What a brave, single woman Judith was to leave for America; she survived by working hard and putting aside her nobility. She was one of the first women to begin a new life here. When Judith’s life was finally an easier one again, she died in 1711.
The American poet, Robert Frost, wrote, “Freedom lies in being bold.”
Little is known of Judith Giton’s life, and they are mostly facts. Below is a letter, written six years after her arrival, she wrote to the soldier brother that stayed in France; she describes her early life here. Judith was a survivor, and she chose a new life and independence here in America.
This South Carolina woman struggled, but never gave up. The understatements in it speak louder than the details she chose not to include.
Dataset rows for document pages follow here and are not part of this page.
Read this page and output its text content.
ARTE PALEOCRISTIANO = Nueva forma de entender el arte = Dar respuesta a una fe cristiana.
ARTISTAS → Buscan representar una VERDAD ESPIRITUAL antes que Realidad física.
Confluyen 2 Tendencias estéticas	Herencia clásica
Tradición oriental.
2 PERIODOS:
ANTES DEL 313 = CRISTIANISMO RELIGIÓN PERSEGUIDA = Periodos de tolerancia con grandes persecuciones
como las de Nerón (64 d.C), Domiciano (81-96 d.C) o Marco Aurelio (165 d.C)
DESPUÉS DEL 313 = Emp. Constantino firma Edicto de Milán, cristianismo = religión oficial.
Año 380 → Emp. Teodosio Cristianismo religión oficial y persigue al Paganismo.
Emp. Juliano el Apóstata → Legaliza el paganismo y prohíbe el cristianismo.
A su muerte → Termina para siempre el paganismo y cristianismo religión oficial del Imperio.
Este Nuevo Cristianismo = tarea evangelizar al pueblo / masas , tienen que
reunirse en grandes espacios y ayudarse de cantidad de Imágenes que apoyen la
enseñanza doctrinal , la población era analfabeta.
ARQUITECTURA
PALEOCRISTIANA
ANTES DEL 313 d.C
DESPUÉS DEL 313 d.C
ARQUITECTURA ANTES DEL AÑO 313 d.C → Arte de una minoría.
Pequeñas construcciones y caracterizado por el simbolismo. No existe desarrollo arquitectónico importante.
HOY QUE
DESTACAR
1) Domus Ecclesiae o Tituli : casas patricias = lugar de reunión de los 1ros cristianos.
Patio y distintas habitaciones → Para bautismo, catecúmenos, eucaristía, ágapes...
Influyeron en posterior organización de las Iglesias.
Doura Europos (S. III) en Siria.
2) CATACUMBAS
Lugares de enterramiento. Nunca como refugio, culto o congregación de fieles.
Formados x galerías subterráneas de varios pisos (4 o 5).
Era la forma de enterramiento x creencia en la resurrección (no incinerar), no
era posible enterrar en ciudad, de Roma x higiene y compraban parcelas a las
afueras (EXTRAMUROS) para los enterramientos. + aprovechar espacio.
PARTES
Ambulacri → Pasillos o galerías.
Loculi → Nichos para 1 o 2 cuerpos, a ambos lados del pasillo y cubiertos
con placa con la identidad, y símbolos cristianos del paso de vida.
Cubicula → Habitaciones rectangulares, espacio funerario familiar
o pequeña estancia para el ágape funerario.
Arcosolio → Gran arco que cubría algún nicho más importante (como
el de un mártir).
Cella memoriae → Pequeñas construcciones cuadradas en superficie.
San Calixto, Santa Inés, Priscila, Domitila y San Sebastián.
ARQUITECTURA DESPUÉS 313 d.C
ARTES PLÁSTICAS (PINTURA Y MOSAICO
“For eight months we had suffered from the contributions and the quartering of the soldiers, on account of religion, enduring many inconveniences. We therefore resolved on quitting France at night, leaving the soldiers in their beds, and abandoning the house with its furniture. . . . [They hid for ten days, then traveled from city to city to get out of France. At one point they were only 90 miles from where her brother, to whom she is writing, was stationed as a soldier.] Mother and I entreated my eldest brother to consent that we should go that way. . . . It was in the depth of winter. But he would not hear of it, having nothing in his mind but “Carolina,” and dreading to miss any chance of coming hither. The thought that we thus lost so good an opportunity to see you at least once more, has been a constant source of grief to me, ever since.
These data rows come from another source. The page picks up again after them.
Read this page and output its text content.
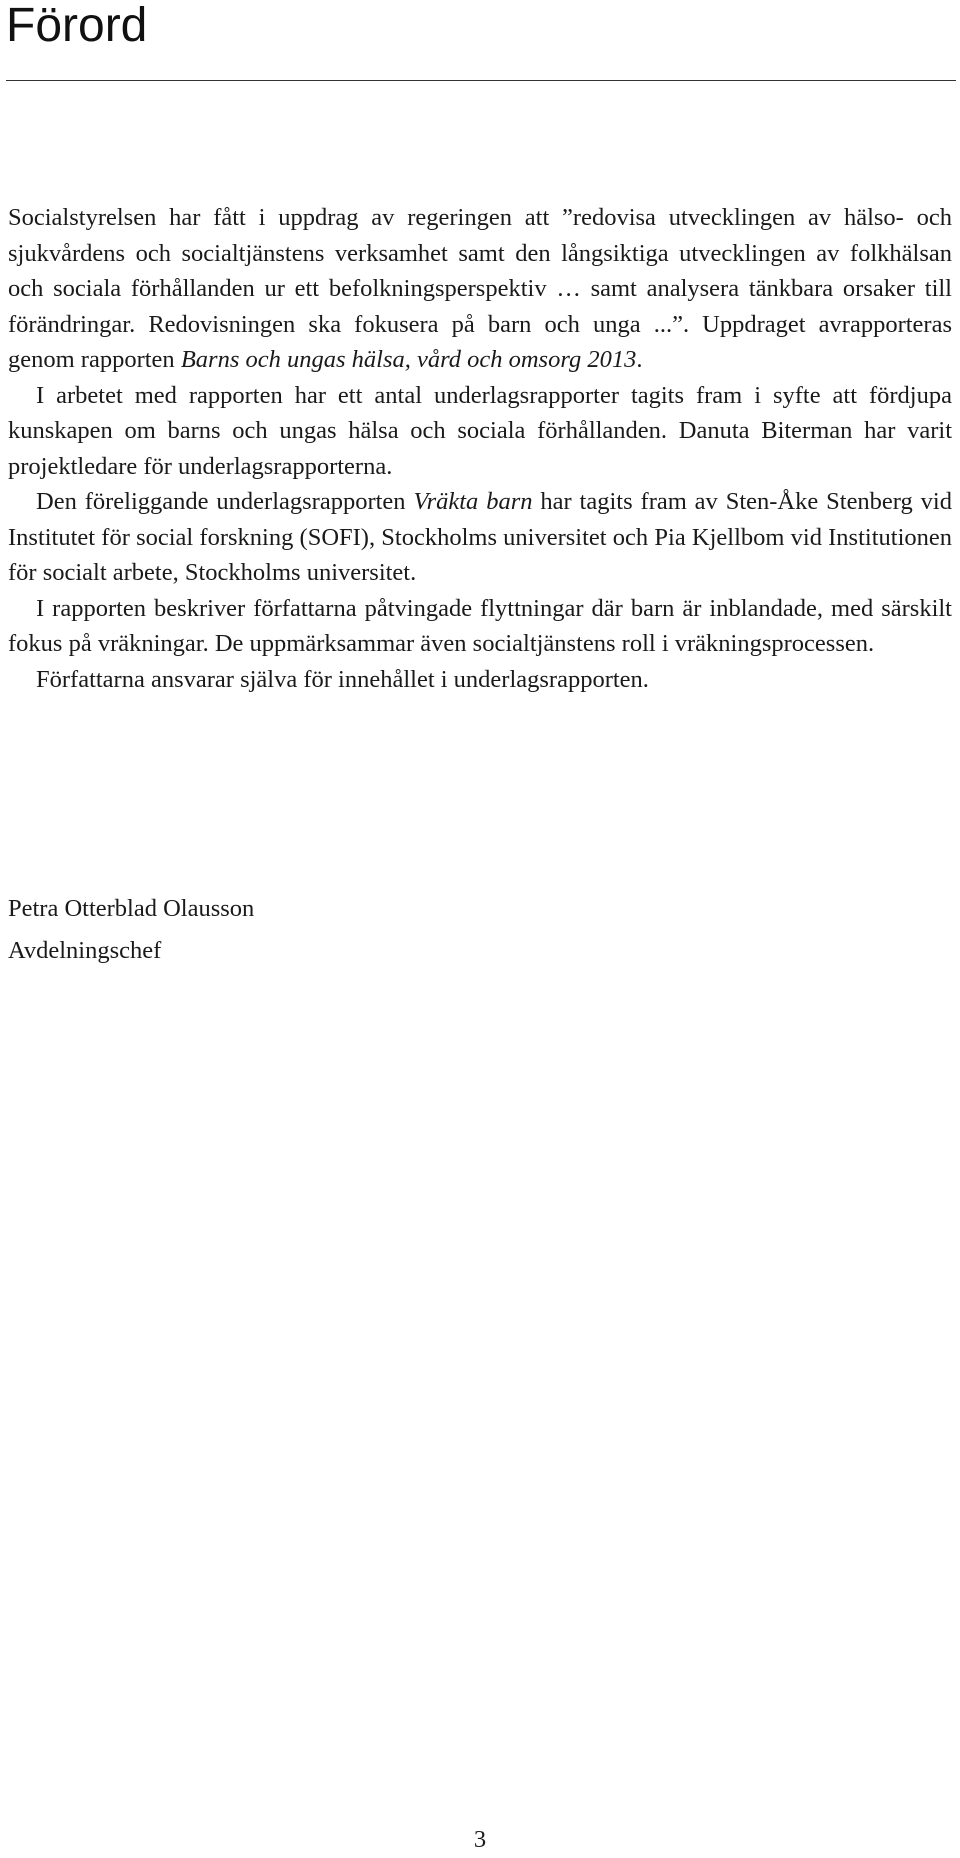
Förord

Socialstyrelsen har fått i uppdrag av regeringen att ”redovisa utvecklingen av hälso- och sjukvårdens och socialtjänstens verksamhet samt den långsiktiga utvecklingen av folkhälsan och sociala förhållanden ur ett befolkningsperspektiv … samt analysera tänkbara orsaker till förändringar. Redovisningen ska fokusera på barn och unga ...”. Uppdraget avrapporteras genom rapporten Barns och ungas hälsa, vård och omsorg 2013.

I arbetet med rapporten har ett antal underlagsrapporter tagits fram i syfte att fördjupa kunskapen om barns och ungas hälsa och sociala förhållanden. Danuta Biterman har varit projektledare för underlagsrapporterna.

Den föreliggande underlagsrapporten Vräkta barn har tagits fram av Sten-Åke Stenberg vid Institutet för social forskning (SOFI), Stockholms universitet och Pia Kjellbom vid Institutionen för socialt arbete, Stockholms universitet.

I rapporten beskriver författarna påtvingade flyttningar där barn är inblandade, med särskilt fokus på vräkningar. De uppmärksammar även socialtjänstens roll i vräkningsprocessen.

Författarna ansvarar själva för innehållet i underlagsrapporten.

Petra Otterblad Olausson
Avdelningschef
3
After this, we passed into Holland, in order to go to England. We were detained in London for three months, waiting for a vessel ready to sail for Carolina. Once embarked, we were miserably off indeed. The scarlet fever broke out in our ship, and many died, among them our aged mother. . . .
Our vessel put in [at Bermuda] for repairs, having been badly injured in a severe storm. Our captain . . . was thrown into prison, and the ship was seized. It was with the greatest difficulty that we secured our passage in another ship, for our money had all been spent. After our arrival in Carolina, we suffered all sorts of evils. Our eldest brother died of a fever, eighteen months after coming here. . . .
We ourselves have been exposed, since leaving France, to all kinds of afflictions, in the forms of sickness, pestilence, famine, poverty, and the roughest labor. I have been for six months at a time in this country without tasting bread, laboring meanwhile like a slave in tilling the ground. Indeed I have spent three or four years without knowing what it was to eat bread whenever I wanted it.
God has been very good to us in enabling us to bear up under trials of every kind.
from “Letter of Judith Giton Manigault,” trans. by Charles W. Baird in History of the Huguenot Emigration to America, Vol. 2 (New York: Dodd, Mead and Company, 1885), 112–114.
The present French Huguenot church was built in 1844 and is located on Church Street in Charleston. It is the oldest Gothic Revival Church in South Carolina. This congregation is Judith Giton’s congregation, and it is breath-taking.
I applaud the Giton family’s move to the colony of Carolina. Walking away from what was known and familiar to a world that held a slew of unknowns took courage. Judith Giton worked hard to survive; this matriarch of the Manigault family has influenced our state for the better.
As Helen Keller said, “Remember, no effort that we make to attain something beautiful is ever lost.”